Area of certain region within a circle

Question

I need to find the area of this region:

$$\begin{align} y&=1,\dots,y=\sqrt3x&&\implies\left(\frac1{\sqrt3},1\right)\\ y&=1,\dots,x^2+y^2=4&&\implies(\sqrt3,1)\\ y&=\sqrt3x,\dots,x^2+y^2=4&&\implies(1,\sqrt3) \end{align}$$

With Fubini's theorem I get $$\int_{y=1}^{y=\sqrt3}\left (\int_{x=\frac{y}{\sqrt3}}^{x=\sqrt{4-y^2}}\ \mathrm dx\right)\ \mathrm dy=\frac{\pi-\sqrt3}{3}$$

I think this is a good answer.

However how can use polar coordinates to solve this?

Polar coordinates $$x=\rho\times\cos(\theta);\quad y=\rho\times\sin(\theta)$$

I know that $\theta\in\left[\dfrac{\pi}{6},\dfrac{\pi}{3}\right]$ but how can I find $\rho$?

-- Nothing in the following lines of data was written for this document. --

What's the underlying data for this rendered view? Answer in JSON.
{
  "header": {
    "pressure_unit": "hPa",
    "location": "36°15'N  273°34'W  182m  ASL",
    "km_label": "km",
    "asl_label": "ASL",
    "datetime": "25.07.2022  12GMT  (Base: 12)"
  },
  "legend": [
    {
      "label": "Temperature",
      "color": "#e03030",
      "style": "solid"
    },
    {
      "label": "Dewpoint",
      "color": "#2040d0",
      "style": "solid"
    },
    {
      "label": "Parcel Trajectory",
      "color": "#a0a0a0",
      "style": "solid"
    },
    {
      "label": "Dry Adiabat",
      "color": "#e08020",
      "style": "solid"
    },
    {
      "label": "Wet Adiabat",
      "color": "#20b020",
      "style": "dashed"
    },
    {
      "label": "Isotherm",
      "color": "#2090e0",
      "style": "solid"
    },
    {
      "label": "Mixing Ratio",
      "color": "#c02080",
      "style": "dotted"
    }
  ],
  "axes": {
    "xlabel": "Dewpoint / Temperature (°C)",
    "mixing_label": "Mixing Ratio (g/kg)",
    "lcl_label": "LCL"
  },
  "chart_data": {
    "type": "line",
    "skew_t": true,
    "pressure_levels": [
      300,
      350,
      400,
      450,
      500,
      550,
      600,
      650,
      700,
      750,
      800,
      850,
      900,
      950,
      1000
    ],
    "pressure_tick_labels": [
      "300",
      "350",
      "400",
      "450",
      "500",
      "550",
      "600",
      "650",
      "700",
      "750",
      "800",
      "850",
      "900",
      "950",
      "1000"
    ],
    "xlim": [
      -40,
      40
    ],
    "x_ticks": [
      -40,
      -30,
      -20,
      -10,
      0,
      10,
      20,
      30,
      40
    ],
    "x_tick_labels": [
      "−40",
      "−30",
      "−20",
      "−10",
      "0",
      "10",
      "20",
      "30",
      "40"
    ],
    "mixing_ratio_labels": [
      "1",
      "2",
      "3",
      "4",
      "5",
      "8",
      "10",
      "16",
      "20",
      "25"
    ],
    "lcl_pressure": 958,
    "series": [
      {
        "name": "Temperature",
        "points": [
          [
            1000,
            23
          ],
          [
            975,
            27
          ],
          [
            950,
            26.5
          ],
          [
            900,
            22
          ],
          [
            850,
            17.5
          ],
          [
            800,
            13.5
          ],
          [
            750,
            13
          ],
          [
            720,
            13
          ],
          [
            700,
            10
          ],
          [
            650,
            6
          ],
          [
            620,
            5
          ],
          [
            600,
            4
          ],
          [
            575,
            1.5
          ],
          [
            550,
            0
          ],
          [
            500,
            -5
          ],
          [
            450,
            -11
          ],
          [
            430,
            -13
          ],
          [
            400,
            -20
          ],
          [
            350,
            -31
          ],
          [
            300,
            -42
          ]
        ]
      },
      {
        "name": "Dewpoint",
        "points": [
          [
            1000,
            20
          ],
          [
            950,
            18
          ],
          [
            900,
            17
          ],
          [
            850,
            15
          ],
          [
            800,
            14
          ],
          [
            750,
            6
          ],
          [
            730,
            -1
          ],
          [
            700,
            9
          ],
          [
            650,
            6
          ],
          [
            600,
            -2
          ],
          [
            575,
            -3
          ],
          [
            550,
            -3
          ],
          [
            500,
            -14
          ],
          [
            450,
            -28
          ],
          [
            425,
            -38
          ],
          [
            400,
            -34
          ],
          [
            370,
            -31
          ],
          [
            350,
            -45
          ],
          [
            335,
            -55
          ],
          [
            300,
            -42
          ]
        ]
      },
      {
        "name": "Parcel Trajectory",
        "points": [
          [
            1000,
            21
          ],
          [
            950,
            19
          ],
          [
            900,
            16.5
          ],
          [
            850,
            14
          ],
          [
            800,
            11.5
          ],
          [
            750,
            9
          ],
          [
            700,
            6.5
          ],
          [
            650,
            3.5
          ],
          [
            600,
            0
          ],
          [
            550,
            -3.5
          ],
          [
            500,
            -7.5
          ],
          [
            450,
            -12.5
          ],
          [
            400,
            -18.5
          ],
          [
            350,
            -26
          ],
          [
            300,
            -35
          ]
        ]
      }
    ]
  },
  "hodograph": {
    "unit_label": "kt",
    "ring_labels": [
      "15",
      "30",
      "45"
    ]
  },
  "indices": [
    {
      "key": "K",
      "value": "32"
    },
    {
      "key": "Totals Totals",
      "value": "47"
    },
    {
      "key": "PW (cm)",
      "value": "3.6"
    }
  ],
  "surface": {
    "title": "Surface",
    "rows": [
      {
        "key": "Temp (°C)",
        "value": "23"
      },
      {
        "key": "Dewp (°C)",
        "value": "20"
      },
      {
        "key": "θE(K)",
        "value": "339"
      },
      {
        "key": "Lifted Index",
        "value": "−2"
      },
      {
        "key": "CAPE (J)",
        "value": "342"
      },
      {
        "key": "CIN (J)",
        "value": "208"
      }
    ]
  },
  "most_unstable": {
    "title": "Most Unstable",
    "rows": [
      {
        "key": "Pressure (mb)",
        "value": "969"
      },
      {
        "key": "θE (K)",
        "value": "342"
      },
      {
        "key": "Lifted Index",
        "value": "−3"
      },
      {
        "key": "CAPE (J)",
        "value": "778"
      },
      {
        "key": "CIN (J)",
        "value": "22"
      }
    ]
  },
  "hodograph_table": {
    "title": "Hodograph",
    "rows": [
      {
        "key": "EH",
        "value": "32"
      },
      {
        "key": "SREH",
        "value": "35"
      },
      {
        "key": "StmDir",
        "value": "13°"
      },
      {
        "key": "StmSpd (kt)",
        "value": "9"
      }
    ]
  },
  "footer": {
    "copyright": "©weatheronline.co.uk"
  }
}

My guess is $\rho\in\left[\dfrac{1}{\sin\theta},\text{something}\right]$. Can somebody explain how to find $\rho$ in this situation?

Answer 1

area in pink + area in blue = $\int_1^2\sqrt{4-x^2}\,dx=\frac{2\pi}3-\frac{\sqrt3}2$

area in blue + area in green = $\frac12\times 2^2\times \frac\pi6=\frac\pi3$

area in green = $\frac12\times1\times\frac1{\sqrt3}=\frac1{2\sqrt3}$

Hence :

$$\mathrm{pink}\,\mathrm{area}=\left(\frac{2\pi}3-\frac{\sqrt3}2\right)-\left(\frac\pi3-\frac1{2\sqrt3}\right)=\boxed{\frac{\pi-\sqrt3}3}$$

Hoping there are not too many mistakes ...

Answer 2

Find the equation of the horizontal line $y=1$ in polar coordinates. Suppose the equation is $\rho = f(\theta).$ Then you need to integrate $2 - f(\theta)$ over the range of angles spanned by the region, that is, from the value of $\theta$ where $y=1$ intersects the circle in the first quadrant to the value of $\theta$ for the line $y=\sqrt3 x.$

Even easier, without calculus at all, construct a line from the origin through the point $(\sqrt3,1)$ where $y=1$ intersects the circle. This and the other line bound a segment of the circle. Find the angles of the two lines, and use the angle between them to find the area of the segment. But the segment includes both your desired region and a triangle below it, so subtract the area of the triangle.